Experts also say that at times delay in decision-making kills the opportunity. During FY12, sugar mills had produced nearly one million tons exportable sugar. However, delay in granting permission to export sugar led to smuggling of nearly half a million tons sugar to the neighboring countries. They also say around half a million tons wheat is also being smuggled to neighboring countries. Pakistan has highly porous borders, which make smuggling of many commodities i.e. wheat, sugar, edible oil, dry dates, rock salt and petroleum products lucrative business.
Added to this is the mindset prevailing in Islamabad, which discourages value addition. It is on record that nearly one-third of agriculture produce is wasted because of poor roads and logistic system and highly inadequate storage facilities.
Some of the exporters try to find shortcuts rather than complying with the rules of importing countries.
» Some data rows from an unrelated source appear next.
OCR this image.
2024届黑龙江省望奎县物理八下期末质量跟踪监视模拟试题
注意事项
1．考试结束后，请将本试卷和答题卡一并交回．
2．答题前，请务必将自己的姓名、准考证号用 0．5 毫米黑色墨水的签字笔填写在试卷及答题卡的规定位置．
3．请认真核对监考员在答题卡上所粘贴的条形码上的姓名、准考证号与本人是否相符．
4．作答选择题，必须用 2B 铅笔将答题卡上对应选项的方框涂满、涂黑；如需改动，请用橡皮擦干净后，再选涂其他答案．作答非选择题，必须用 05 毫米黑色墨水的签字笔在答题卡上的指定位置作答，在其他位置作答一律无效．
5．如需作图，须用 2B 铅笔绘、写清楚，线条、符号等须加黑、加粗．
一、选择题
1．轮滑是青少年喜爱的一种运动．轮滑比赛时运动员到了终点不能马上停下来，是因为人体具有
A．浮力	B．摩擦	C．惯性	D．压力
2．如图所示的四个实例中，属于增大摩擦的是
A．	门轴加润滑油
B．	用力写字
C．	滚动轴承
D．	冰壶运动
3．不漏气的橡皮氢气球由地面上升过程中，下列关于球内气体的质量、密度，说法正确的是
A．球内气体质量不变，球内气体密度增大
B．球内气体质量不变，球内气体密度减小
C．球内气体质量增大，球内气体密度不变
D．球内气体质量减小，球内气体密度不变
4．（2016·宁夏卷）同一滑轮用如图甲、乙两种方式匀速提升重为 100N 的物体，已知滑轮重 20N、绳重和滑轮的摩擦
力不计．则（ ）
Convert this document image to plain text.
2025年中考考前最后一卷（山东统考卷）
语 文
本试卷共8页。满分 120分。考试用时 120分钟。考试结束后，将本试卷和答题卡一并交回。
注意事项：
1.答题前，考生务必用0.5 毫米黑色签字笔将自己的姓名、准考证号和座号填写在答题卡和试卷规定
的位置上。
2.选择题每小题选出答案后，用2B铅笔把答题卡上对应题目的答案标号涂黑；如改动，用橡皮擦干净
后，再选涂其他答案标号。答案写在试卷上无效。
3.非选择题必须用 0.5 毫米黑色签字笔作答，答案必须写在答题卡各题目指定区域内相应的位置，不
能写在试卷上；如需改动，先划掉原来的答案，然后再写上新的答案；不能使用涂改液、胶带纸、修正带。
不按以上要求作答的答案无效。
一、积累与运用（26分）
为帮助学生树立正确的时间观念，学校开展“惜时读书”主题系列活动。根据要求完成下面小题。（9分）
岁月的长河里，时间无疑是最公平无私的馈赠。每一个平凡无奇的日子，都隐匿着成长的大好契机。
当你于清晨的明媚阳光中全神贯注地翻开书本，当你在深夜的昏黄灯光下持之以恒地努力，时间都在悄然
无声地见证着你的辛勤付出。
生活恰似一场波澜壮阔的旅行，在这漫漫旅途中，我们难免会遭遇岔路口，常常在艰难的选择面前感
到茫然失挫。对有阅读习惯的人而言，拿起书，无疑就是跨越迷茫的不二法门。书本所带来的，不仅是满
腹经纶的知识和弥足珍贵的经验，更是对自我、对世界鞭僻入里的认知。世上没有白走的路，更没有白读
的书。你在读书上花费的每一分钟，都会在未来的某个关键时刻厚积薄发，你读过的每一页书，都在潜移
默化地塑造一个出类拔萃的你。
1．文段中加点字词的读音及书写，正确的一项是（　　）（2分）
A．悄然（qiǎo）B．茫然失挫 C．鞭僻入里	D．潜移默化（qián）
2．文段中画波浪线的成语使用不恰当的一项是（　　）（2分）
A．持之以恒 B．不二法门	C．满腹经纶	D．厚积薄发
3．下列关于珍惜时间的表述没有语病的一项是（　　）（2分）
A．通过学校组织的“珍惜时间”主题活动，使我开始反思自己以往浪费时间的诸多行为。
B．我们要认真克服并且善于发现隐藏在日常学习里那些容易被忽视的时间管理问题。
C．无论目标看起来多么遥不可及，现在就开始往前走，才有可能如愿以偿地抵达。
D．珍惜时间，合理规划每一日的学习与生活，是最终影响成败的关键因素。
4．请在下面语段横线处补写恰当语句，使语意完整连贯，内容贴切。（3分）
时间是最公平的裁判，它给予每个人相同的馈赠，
Pakistan produces huge quantities of fruits but these cannot be exported because of absence of processing facilities i.e. waxing and polishing or packaging according to the requirements of importing countries. They mostly dump their product in those markets where rules are lenient.
Pakistan among the top five milk producing countries but less than five per cent of the total milk produced in the country is packed in tetra packs that enhance its shelf life. Due to war on terror being fought in the northern parts of Pakistan, fruits produced in war torn areas could not be brought down to major markets. This year Pakistan would not be able to export its mangoes to Iran because of the geopolitics.
Trade with Iran under the prevailing circumstances offers enormous opportunities. Iran has shown keen interest in buying wheat and halal meat from Pakistan in exchange for oil, gas, and electricity. However, policymakers sitting in Islamabad fear that if they go ahead Pakistan may face sanction. This perception is very incorrect. Lately, the United States has allowed seven countries to continue oil purchase from Iran with the understanding to reduce buying with the passage of time. The barter trade can help both the countries overcome foreign exchange crisis. As such, supplying wheat against oil has remained a practice in the past.
Since export of manufactured goods from Pakistan face a bleak outlook due to looming energy crisis, one of the possible options is that efforts should be made to export horticultural products i.e. fruits, vegetables and cut flowers. All these products have enormous market and Pakistan's share is still too small. These products are available and developing an efficient supply chain can help earn millions of dollars. The added advantage will be higher income for the rural population. Still the better option will be to go for higher value addition producing fruit pulp and juices, hams and jellies.